Why Cyndi Lauper’s “Time After Time” Made It Big

via Cyndi Lauper / Youtube

Cyndi Lauper began her career in a big way, with an album that contains great musical productions. She’s So Unusual was released in 1983, which is loaded with all of Lauper’s vocal power and of course a masterful song: ‘Time After Time’.

“Time After Time” is a song written by singer Cyndi Lauper and musician Rob Hyman, it is the second single from their debut album, She’s So Unusual (1983).

The song was produced by Rick Chertoff and released as a single on January 27, 1984. It was well-received commercially, and is her second-best charting single, after “Girls Just Want to Have Fun.”

The writing began with the title, which Lauper had seen in a magazine, ‘Time After Time’ (1979). It is made up of simple keyboard synth chords, guitar, percussion, and simple bass line.

In 2006, Lauper gave an interview, she stated that most of the song was about her life and the time she spent recording it in the studio.

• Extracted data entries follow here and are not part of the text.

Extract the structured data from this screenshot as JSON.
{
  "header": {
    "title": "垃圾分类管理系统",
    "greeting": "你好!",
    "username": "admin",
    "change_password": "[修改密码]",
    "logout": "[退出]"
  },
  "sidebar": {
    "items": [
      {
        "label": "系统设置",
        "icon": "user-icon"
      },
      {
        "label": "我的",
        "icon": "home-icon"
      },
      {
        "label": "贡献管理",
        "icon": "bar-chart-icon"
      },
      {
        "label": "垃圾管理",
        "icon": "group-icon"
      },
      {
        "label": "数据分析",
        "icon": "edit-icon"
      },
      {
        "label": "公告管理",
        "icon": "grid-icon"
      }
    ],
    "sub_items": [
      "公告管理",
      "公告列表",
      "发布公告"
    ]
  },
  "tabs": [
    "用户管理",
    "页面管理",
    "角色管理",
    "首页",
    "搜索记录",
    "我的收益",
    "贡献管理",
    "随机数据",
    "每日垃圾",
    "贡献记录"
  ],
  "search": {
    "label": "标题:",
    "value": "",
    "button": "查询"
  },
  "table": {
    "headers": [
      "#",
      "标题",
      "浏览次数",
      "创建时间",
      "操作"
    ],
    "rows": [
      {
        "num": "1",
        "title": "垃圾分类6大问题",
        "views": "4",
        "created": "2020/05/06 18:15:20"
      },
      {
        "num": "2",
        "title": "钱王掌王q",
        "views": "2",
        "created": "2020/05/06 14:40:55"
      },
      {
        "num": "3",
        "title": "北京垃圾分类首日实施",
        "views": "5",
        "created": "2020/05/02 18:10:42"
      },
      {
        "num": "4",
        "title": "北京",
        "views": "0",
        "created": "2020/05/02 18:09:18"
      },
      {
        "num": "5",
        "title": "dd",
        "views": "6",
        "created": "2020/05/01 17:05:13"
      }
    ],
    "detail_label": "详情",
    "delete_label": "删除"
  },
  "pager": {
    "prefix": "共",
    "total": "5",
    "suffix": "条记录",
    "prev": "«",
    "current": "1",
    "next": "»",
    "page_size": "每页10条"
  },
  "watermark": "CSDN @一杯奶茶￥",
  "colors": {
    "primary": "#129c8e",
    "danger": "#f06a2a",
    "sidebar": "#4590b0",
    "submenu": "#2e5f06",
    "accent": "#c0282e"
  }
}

Cyndi Lauper recognized that this composition is autobiographical and that it was written in the dead spaces of a recording in the studio of her record company. The title was taken from a homonymous film (‘Time After Time) that Malcolm McDowell starred in in 1979.

A romantic anthem of the eighties, this song by Cyndi Lauper and musician Rob Hyman, a member of The Hooters, sold more than a million copies and its video clip was one of the first to create passions on television music channels, greatly collaborating measure to its worldwide promotion. In her initial images, you can see a piece of the film ‘El Jardín de Ala’, from 1936. As usual in her, her mother, her brother, and her boyfriend at that time also appear. The recording took place at his home.

‘Time after time’ was nominated for a Grammy for best song in 1985. But it did not win the award.